Tutorial

We selected a GWAS literature* containing 32 variants associated with fatty acid composition to demonstrate the use of ISwine.

*:Zhang, Yifeng, et al. "Genetic correlation of fatty acid composition with growth, carcass, fat deposition and meat quality traits based on GWAS data in six pig populations." Meat science 150 (2019): 47-55.

  • 1. Prepare gene(s)/region(s) of interest

    Considering the possible distal regulation, we extended these variants to 2Mb.
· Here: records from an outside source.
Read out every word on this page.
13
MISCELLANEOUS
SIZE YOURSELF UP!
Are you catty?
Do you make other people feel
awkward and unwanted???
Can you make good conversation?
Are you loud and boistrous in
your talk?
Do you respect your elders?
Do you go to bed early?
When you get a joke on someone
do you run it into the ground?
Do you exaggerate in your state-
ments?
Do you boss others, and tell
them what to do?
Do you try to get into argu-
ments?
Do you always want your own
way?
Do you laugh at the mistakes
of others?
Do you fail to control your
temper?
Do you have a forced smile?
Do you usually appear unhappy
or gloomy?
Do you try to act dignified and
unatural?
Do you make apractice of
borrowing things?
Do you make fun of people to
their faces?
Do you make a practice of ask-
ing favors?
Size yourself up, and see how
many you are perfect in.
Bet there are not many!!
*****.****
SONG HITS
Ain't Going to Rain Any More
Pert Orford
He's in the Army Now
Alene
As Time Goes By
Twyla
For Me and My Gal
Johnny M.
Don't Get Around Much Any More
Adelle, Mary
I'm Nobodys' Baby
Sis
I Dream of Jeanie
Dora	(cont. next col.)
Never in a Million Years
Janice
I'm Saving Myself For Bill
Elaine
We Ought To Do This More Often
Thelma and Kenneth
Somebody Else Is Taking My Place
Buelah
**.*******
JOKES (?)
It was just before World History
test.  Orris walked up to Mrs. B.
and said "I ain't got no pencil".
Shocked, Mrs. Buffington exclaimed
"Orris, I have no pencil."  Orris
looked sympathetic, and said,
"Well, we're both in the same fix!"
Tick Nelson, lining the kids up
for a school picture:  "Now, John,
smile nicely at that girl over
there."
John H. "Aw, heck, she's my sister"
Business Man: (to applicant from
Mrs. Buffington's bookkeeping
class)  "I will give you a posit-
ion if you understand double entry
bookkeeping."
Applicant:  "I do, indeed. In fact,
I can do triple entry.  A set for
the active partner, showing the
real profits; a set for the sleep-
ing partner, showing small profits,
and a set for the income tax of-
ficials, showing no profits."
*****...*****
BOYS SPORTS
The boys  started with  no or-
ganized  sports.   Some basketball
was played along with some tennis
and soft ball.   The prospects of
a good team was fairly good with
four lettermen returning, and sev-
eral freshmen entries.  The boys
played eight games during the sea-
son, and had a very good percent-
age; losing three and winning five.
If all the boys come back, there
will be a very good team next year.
  • 2. Search and Prioritizing

    • a. Batch search by regions.
    • b. Choose "Fatty Acid Composition" as the trait of interest.
    • c. Choose "subcutaneous adipose", "backfat" and "longissimus dorsi muscle" as the tissues potentially related to the trait.
    • d. Prioritizing.
    • e. Investigate potential functions of genes by annotation, expression, QTXs, etc., and label potential causal genes.
  • 3. Further investigation

    The most effective method of investigation is to consult the literature. We investigated the top 10 genes and found that 9 genes are related to fatty acid composition, including the three causal genes located in this literature.

    Sometimes we need more evidence, we can mine some information from the base database (Variation, expression, QTXs).
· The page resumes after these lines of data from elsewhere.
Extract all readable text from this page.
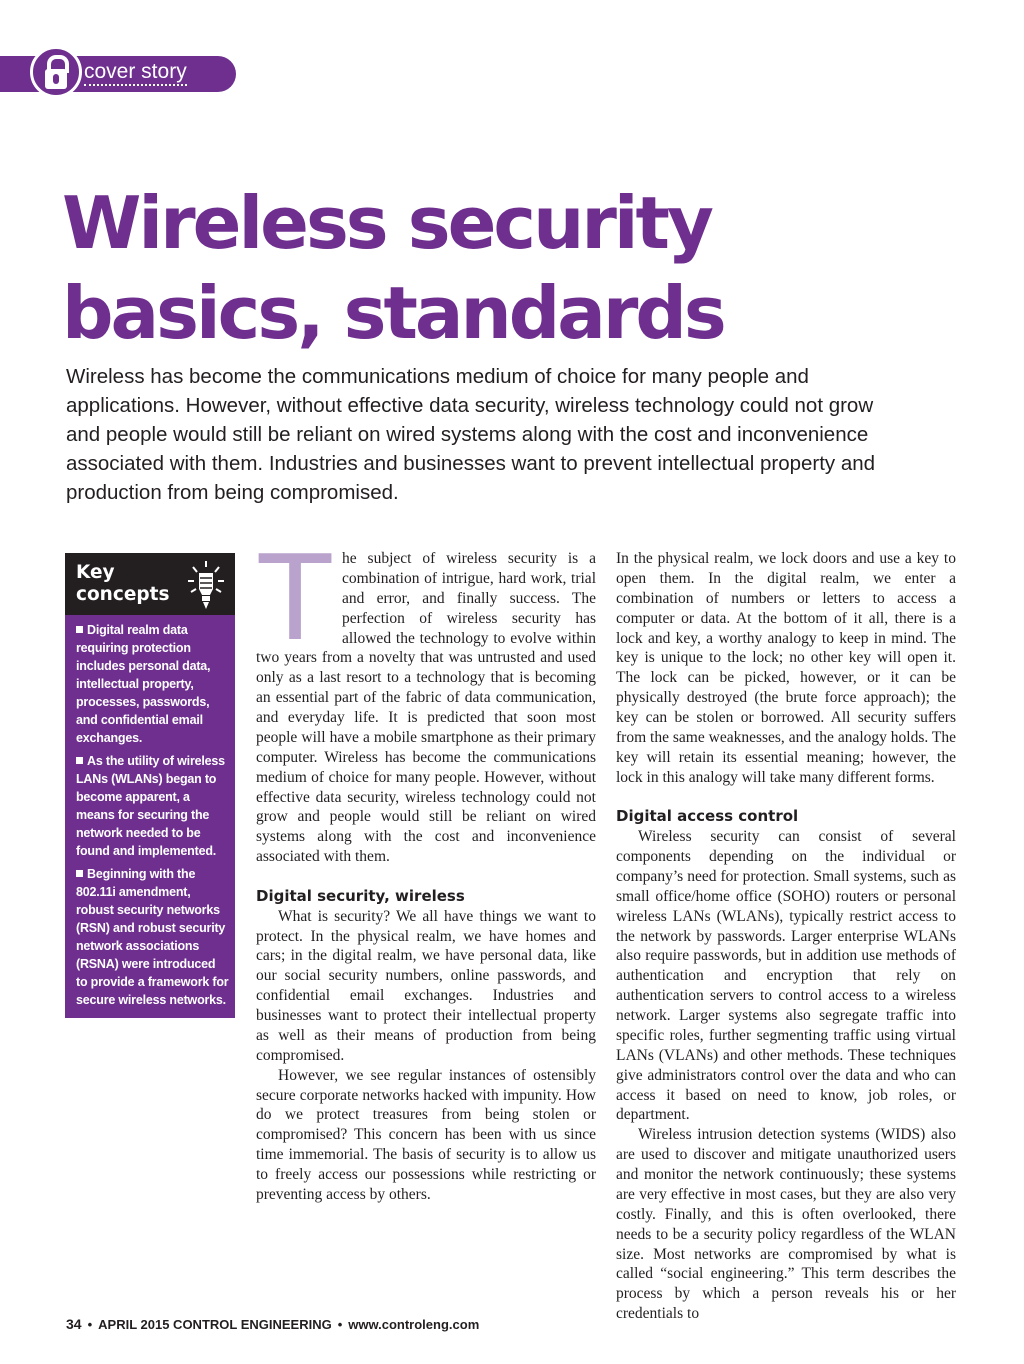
cover story
Wireless security
basics, standards

Wireless has become the communications medium of choice for many people and applications. However, without effective data security, wireless technology could not grow and people would still be reliant on wired systems along with the cost and inconvenience associated with them. Industries and businesses want to prevent intellectual property and production from being compromised.

Key
concepts
Digital realm data requiring protection includes personal data, intellectual property, processes, passwords, and confidential email exchanges.
As the utility of wireless LANs (WLANs) began to become apparent, a means for securing the network needed to be found and implemented.
Beginning with the 802.11i amendment, robust security networks (RSN) and robust security network associations (RSNA) were introduced to provide a framework for secure wireless networks.
T he subject of wireless security is a combination of intrigue, hard work, trial and error, and finally success. The perfection of wireless security has allowed the technology to evolve within two years from a novelty that was untrusted and used only as a last resort to a technology that is becoming an essential part of the fabric of data communication, and everyday life. It is predicted that soon most people will have a mobile smartphone as their primary computer. Wireless has become the communications medium of choice for many people. However, without effective data security, wireless technology could not grow and people would still be reliant on wired systems along with the cost and inconvenience associated with them.

Digital security, wireless

What is security? We all have things we want to protect. In the physical realm, we have homes and cars; in the digital realm, we have personal data, like our social security numbers, online passwords, and confidential email exchanges. Industries and businesses want to protect their intellectual property as well as their means of production from being compromised.

However, we see regular instances of ostensibly secure corporate networks hacked with impunity. How do we protect treasures from being stolen or compromised? This concern has been with us since time immemorial. The basis of security is to allow us to freely access our possessions while restricting or preventing access by others.

In the physical realm, we lock doors and use a key to open them. In the digital realm, we enter a combination of numbers or letters to access a computer or data. At the bottom of it all, there is a lock and key, a worthy analogy to keep in mind. The key is unique to the lock; no other key will open it. The lock can be picked, however, or it can be physically destroyed (the brute force approach); the key can be stolen or borrowed. All security suffers from the same weaknesses, and the analogy holds. The key will retain its essential meaning; however, the lock in this analogy will take many different forms.

Digital access control

Wireless security can consist of several components depending on the individual or company’s need for protection. Small systems, such as small office/home office (SOHO) routers or personal wireless LANs (WLANs), typically restrict access to the network by passwords. Larger enterprise WLANs also require passwords, but in addition use methods of authentication and encryption that rely on authentication servers to control access to a wireless network. Larger systems also segregate traffic into specific roles, further segmenting traffic using virtual LANs (VLANs) and other methods. These techniques give administrators control over the data and who can access it based on need to know, job roles, or department.

Wireless intrusion detection systems (WIDS) also are used to discover and mitigate unauthorized users and monitor the network continuously; these systems are very effective in most cases, but they are also very costly. Finally, and this is often overlooked, there needs to be a security policy regardless of the WLAN size. Most networks are compromised by what is called “social engineering.” This term describes the process by which a person reveals his or her credentials to

34 • APRIL 2015 CONTROL ENGINEERING • www.controleng.com
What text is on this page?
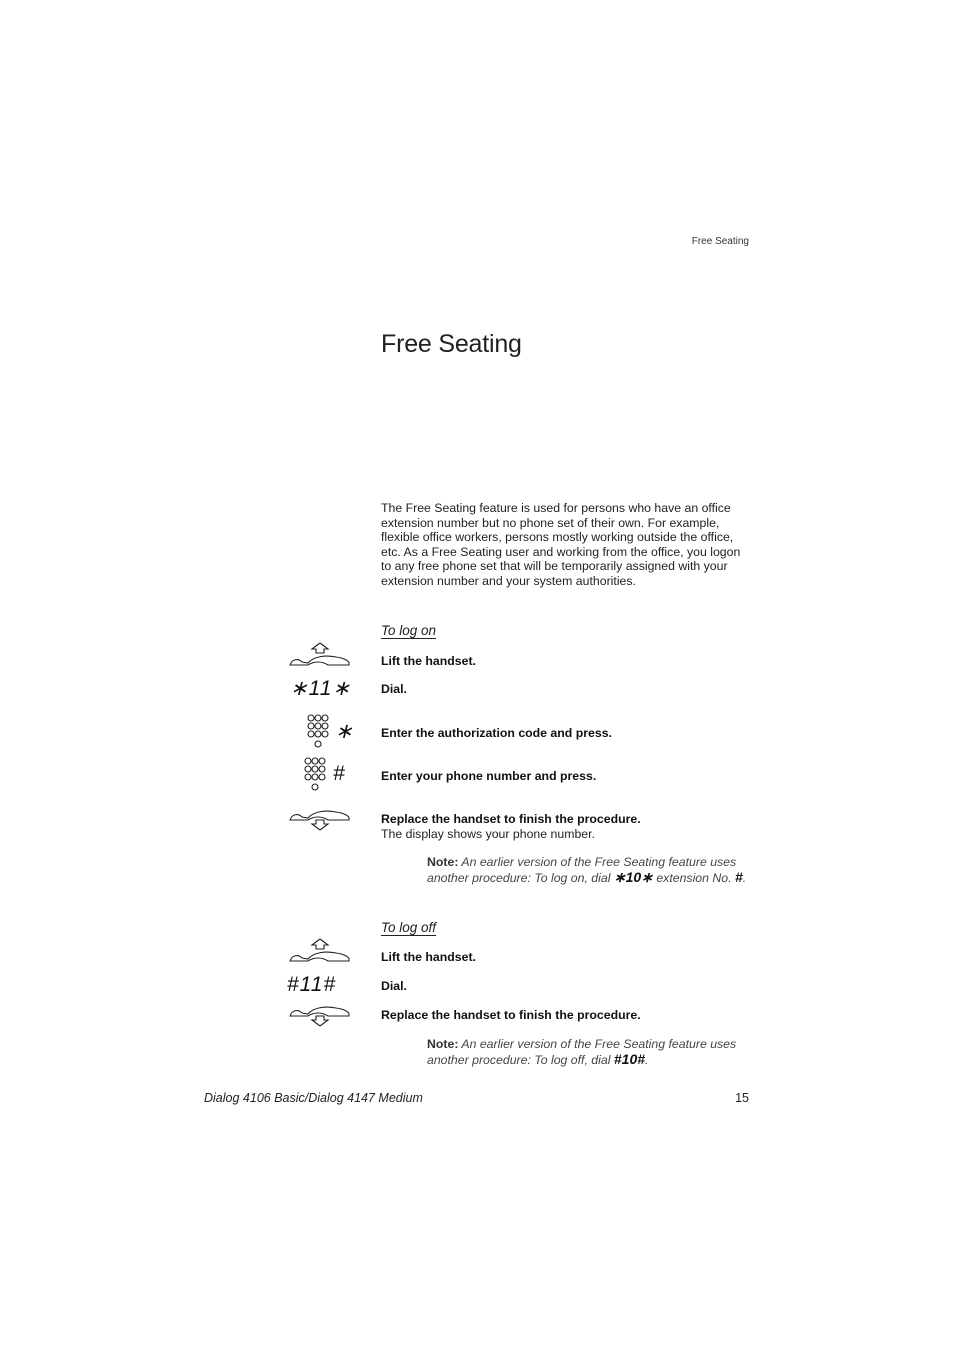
Free Seating
Free Seating
The Free Seating feature is used for persons who have an office extension number but no phone set of their own. For example, flexible office workers, persons mostly working outside the office, etc. As a Free Seating user and working from the office, you logon to any free phone set that will be temporarily assigned with your extension number and your system authorities.
To log on
Lift the handset.
∗11∗ Dial.
∗ Enter the authorization code and press.
#	Enter your phone number and press.
Replace the handset to finish the procedure.
The display shows your phone number.
Note: An earlier version of the Free Seating feature uses another procedure: To log on, dial ∗10∗ extension No. #.
To log off
Lift the handset.
#11#	Dial.
Replace the handset to finish the procedure.
Note: An earlier version of the Free Seating feature uses another procedure: To log off, dial #10#.
Dialog 4106 Basic/Dialog 4147 Medium	15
    a.Tissue specific expression

    We selected the top 5 genes to observe the expression level in different tissues and found that the three known causal genes have a very high expression level in fat, and one newly discovered gene (ENSSSCG00000010566) have a high expression level in fat, while another newly discovered gene (ENSSSCG00000029441) have very high expression in muscle, suggesting that the ENSSSCG00000010566 gene may be easier for downstream validation.
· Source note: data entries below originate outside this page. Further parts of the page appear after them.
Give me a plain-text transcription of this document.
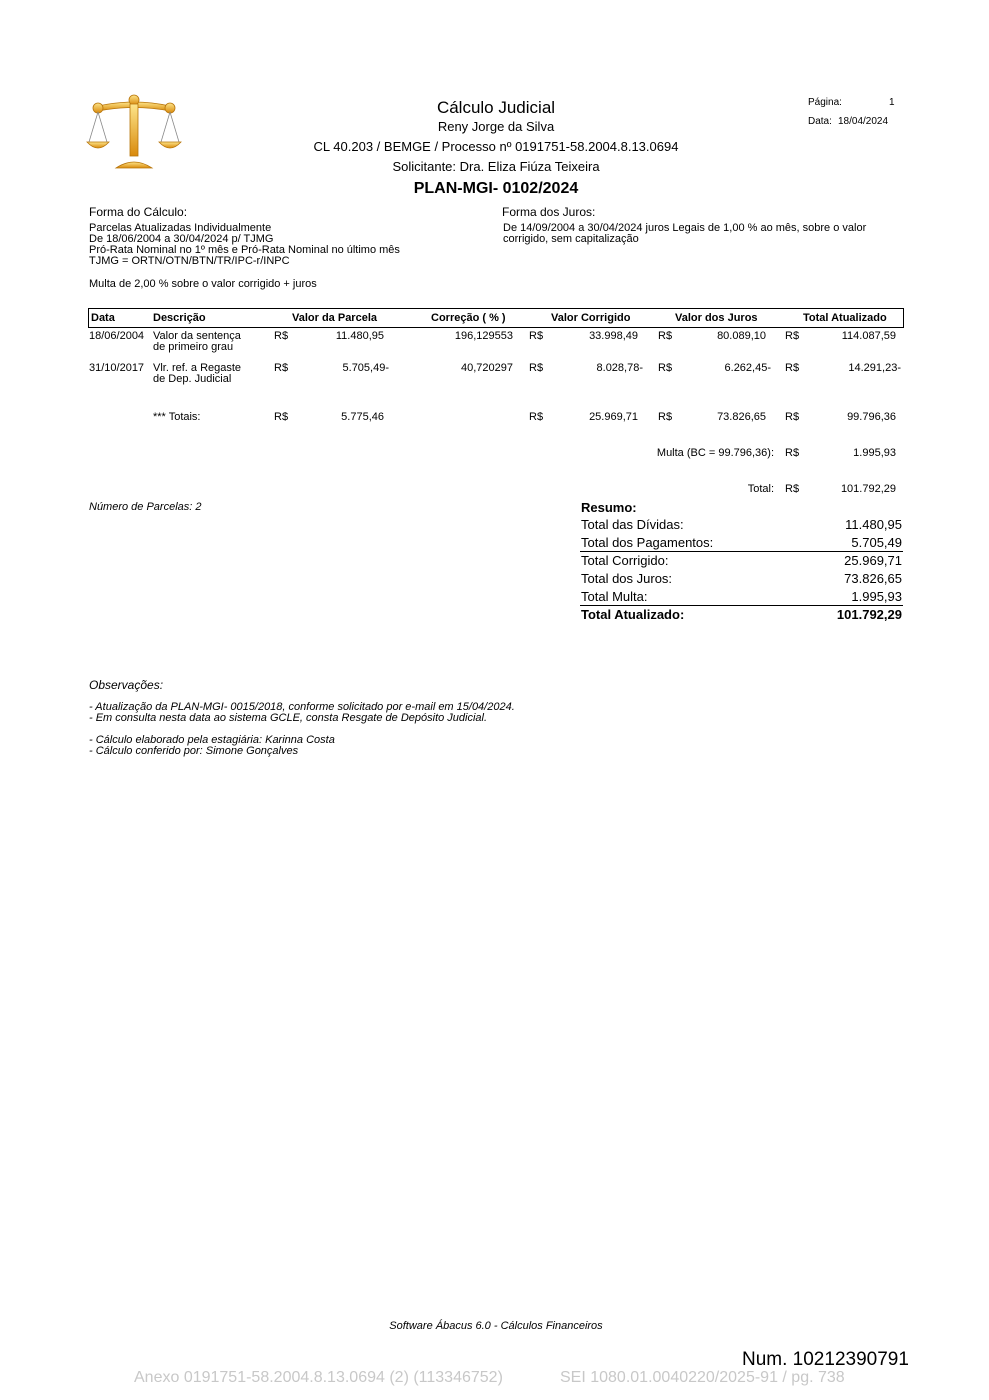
Cálculo Judicial
Reny Jorge da Silva
CL 40.203 / BEMGE / Processo nº 0191751-58.2004.8.13.0694
Solicitante: Dra. Eliza Fiúza Teixeira
PLAN-MGI- 0102/2024
Página:	1
Data: 18/04/2024
Forma do Cálculo:
Parcelas Atualizadas Individualmente
De 18/06/2004 a 30/04/2024 p/ TJMG
Pró-Rata Nominal no 1º mês e Pró-Rata Nominal no último mês
TJMG = ORTN/OTN/BTN/TR/IPC-r/INPC
Multa de 2,00 % sobre o valor corrigido + juros
Forma dos Juros:
De 14/09/2004 a 30/04/2024 juros Legais de 1,00 % ao mês, sobre o valor
corrigido, sem capitalização
Data	Descrição	Valor da Parcela	Correção ( % )	Valor Corrigido	Valor dos Juros	Total Atualizado
18/06/2004 Valor da sentença
de primeiro grau
R$	11.480,95	196,129553 R$	33.998,49 R$	80.089,10 R$	114.087,59
31/10/2017 Vlr. ref. a Regaste
de Dep. Judicial
R$	5.705,49-	40,720297 R$	8.028,78- R$	6.262,45- R$	14.291,23-
*** Totais:	R$	5.775,46	R$	25.969,71 R$	73.826,65 R$	99.796,36
Multa (BC = 99.796,36): R$	1.995,93
Total: R$	101.792,29
Número de Parcelas: 2	Resumo:
Total das Dívidas:	11.480,95
Total dos Pagamentos:	5.705,49
Total Corrigido:	25.969,71
Total dos Juros:	73.826,65
Total Multa:	1.995,93
Total Atualizado:	101.792,29
Observações:
- Atualização da PLAN-MGI- 0015/2018, conforme solicitado por e-mail em 15/04/2024.
- Em consulta nesta data ao sistema GCLE, consta Resgate de Depósito Judicial.
- Cálculo elaborado pela estagiária: Karinna Costa
- Cálculo conferido por: Simone Gonçalves
Software Ábacus 6.0 - Cálculos Financeiros
Num. 10212390791
Anexo 0191751-58.2004.8.13.0694 (2) (113346752)	SEI 1080.01.0040220/2025-91 / pg. 738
    b.Variations in different populations

    We observed the variations of SCD in high fat populations (Asian northern domestic breeds) and low fat populations (European commercial domestic breeds), and found that there are some variations with differences in the promoter region.

  • 4、Others

    ISwine provides all structured data, users can find the genotype of all individuals at any loci, as well as the expression of genes in any sample, so the users can perform the data analysis of interest based on these data.